Ulaşım sorununun, toplu taşımaya öncelik verilerek çözümlenebileceği doğru bir saptamadır ama yetersizdir. Kent merkezlerindeki yapı ve nüfus yoğunluğunu azaltma hedefiyle birlikte ele alınmamışsa, boyuna yeni yollar açılması, yeni raylar döşenmesi gerekir. Yeni raylar döşemek için kaynağı nereden bulacağınız sorulduğunda, “uluslararası tekellere müşteri güvencesi verirsem her yere metro yaparlar, hem ulaşım sorunu çözümlenir hem de belediye bütçesinden bir kuruş para çıkmamış olur” demişseniz, AKP siyasetini sürdüreceğiniz ortaya çıkar.

Yapacağınız her işi halka danışarak yapacağınızı söylerseniz, rant avcılarına direnmeksizin, kamunun işletmeci gibi davranmasına karşı çıkmaksızın, bunu nasıl başaracağınız sorusuna hazırlıklı olmalısınız.

Önümüzde yerel seçimler var. Birçok insan “bunları biliyoruz da, şu AKP’den kurtulmanın başka çaresi mi var” diye düşünüyor. Bu düşünce AKP siyasetinin bir başka patent altında sürdürülmesinin kabul edilmesi anlamını taşıyor.

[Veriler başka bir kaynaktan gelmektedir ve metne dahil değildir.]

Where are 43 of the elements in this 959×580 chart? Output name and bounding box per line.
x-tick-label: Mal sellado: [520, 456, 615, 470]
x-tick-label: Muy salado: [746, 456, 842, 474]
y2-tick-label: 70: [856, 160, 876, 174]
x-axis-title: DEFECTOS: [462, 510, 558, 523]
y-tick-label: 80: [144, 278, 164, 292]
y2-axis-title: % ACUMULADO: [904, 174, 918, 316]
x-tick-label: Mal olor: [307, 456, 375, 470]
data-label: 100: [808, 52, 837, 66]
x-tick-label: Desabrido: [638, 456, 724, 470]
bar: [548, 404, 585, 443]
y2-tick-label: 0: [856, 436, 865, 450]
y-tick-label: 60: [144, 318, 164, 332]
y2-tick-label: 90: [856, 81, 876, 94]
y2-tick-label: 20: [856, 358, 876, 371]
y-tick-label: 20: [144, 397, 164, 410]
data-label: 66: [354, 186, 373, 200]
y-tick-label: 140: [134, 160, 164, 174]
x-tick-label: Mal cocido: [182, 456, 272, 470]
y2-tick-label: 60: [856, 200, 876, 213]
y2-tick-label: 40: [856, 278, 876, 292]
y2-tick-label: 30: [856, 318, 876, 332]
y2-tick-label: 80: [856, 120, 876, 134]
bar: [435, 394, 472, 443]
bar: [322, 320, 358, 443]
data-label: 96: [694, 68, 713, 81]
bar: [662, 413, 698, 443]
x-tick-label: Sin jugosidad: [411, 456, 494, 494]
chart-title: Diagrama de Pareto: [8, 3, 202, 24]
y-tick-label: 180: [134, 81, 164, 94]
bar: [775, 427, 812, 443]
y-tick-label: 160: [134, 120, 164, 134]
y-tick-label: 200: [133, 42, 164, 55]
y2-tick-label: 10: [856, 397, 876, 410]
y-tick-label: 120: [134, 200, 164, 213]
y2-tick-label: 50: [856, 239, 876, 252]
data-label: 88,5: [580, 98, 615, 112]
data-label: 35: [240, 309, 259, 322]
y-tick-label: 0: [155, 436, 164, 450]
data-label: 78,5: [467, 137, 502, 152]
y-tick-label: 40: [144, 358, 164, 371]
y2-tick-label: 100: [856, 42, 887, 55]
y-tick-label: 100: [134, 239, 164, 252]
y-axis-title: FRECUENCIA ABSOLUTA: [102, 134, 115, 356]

Sermayenin eski olduğu kadar etkili bir yöntemi var. Üstelik yıllar içinde etkisi azalmak bir yana giderek güçleniyor. Aslında sistem çok basit işliyor: Bir parti, ya da belirli bir kesimi kirli ilan ediliyor ve toplumun nefreti onların üzerinde yoğunlaştırılıyor. Türkiye tarihinin en kirli iktidarı olduğu için AKP’den nefret edilecek kadro devşirmekte hiç zorlanmadılar. Bunlardan kurtulduğumuzda her şeyin düzeleceğini sanıyoruz ve “ehven-i şer” partilerde oylarımızı birleştirip kendimizi yenilenmiş kadrolara emanet ediyoruz. Böylelikle sistem rahatlıyor.

Kendi işimizi kendimiz yapsak diyorum? Kurtarıcı aramasak. Oylarımızı, başkalarından bir şeyler bekleyenlerle birleştirmesek. Taleplerimizi örgütlü gücümüzle onların meclislerine dayatsak. Nasıl olur?